Decide What The Law Requires
For businesses that want to start planning now, there's no need to wait for implementation instructions on how to secure consumer data. Companies that already have implemented privacy-compliance measures know something that newer arrivals will need to understand: laws typically do not prescribe specific implementation measures. Instead, laws mandate that businesses take "reasonable" security measures and implement "appropriate" safeguards. In other words, a business probably already knows what it needs to know about compliance standards.

This deliberately vague standard is necessary. Otherwise, government would have to get in the business of prescribing technology-implementation details. Instead, laws leave the details to the parties most likely to understand security requirements as they evolve -- businesses themselves. But this lack of specificity means IT security professionals, not their corporate counsel, get the job of deciding what "reasonable" security looks like in technology terms.

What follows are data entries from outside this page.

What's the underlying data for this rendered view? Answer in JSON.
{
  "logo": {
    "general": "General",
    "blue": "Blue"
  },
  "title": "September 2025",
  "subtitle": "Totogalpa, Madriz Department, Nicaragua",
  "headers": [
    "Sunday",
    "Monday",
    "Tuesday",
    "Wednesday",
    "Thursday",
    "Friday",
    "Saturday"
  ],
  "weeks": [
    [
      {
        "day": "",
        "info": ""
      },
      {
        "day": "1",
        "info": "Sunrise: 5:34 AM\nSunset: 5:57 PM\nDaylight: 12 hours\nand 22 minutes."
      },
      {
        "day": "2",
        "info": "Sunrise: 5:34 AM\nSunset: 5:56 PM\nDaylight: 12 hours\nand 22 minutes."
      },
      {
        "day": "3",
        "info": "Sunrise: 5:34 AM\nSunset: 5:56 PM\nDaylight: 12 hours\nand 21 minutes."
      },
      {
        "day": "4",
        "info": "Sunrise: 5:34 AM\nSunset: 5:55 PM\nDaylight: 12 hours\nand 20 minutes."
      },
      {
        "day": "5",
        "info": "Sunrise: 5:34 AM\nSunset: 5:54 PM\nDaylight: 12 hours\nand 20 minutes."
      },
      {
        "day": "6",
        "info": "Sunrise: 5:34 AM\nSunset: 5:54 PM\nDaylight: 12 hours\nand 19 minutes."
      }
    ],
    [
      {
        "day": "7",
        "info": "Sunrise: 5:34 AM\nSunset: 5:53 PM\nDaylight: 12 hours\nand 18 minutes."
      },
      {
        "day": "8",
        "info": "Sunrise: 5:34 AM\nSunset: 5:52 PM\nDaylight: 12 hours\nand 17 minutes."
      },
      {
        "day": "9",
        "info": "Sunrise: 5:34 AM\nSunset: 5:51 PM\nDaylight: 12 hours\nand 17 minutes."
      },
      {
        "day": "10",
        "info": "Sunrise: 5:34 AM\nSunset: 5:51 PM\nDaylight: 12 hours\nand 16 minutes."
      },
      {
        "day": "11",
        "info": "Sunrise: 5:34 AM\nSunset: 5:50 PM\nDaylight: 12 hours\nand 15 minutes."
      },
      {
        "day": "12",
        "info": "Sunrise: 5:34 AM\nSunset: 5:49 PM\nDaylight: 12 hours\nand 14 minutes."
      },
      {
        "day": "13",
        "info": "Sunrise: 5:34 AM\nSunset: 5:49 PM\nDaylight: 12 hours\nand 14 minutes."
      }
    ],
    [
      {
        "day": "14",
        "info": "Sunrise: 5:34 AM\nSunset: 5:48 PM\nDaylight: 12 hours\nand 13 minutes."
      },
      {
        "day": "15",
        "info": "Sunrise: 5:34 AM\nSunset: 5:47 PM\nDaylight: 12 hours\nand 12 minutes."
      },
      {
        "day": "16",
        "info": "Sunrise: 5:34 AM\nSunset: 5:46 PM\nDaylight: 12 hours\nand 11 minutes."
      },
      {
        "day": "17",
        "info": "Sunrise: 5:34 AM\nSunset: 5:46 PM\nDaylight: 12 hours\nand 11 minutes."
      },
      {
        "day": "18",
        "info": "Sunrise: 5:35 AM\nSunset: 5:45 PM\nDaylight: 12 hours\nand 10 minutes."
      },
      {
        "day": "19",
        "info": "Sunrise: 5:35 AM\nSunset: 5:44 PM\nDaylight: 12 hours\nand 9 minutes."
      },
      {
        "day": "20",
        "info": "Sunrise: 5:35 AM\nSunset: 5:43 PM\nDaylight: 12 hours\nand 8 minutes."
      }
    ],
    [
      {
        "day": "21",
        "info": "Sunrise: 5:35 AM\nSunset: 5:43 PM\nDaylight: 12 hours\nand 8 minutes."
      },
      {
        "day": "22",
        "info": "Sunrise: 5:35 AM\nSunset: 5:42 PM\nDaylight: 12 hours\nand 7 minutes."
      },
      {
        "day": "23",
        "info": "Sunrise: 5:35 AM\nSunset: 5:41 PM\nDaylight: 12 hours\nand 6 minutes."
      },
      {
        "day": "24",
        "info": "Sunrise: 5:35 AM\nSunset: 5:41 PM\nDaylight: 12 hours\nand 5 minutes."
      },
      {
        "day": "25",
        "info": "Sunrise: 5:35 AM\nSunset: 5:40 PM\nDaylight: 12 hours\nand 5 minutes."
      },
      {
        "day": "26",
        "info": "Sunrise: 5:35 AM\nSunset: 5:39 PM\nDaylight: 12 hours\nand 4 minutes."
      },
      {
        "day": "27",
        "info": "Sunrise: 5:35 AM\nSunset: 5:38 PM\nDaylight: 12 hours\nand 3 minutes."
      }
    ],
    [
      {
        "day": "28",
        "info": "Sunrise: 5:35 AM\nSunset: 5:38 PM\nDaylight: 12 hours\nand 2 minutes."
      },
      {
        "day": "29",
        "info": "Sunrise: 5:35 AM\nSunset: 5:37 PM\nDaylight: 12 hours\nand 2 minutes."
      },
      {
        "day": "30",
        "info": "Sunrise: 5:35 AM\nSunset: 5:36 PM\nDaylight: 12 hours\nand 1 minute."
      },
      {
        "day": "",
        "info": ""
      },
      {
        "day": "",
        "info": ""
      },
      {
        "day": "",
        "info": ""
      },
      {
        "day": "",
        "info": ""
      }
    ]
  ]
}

Many in IT feel uncomfortable with an analog standard such as "reasonable measures." They can find a reassurance, however, in the language of the laws listed earlier as well a number of federal and state Unfair and Deceptive Acts and Practices enforcement cases. When the Federal Trade Commission took action last October against two mortgage brokers for violations of the Safeguards Rule under the Gramm-Leach-Bliley Act, one clear message the agency sent was: businesses must at least get started, mount a good-faith compliance effort that makes sense, and show that they're trying to cover the basics.

The IT community has the necessary expertise to define what reasonable security looks like. That's a good thing, because IT professionals face an even greater challenge -- how to persuade the rest of the company to adhere to reasonable security standards. Many of the privacy-breach reports that have hit the news this year demonstrate a failure of business processes, not information-security technology.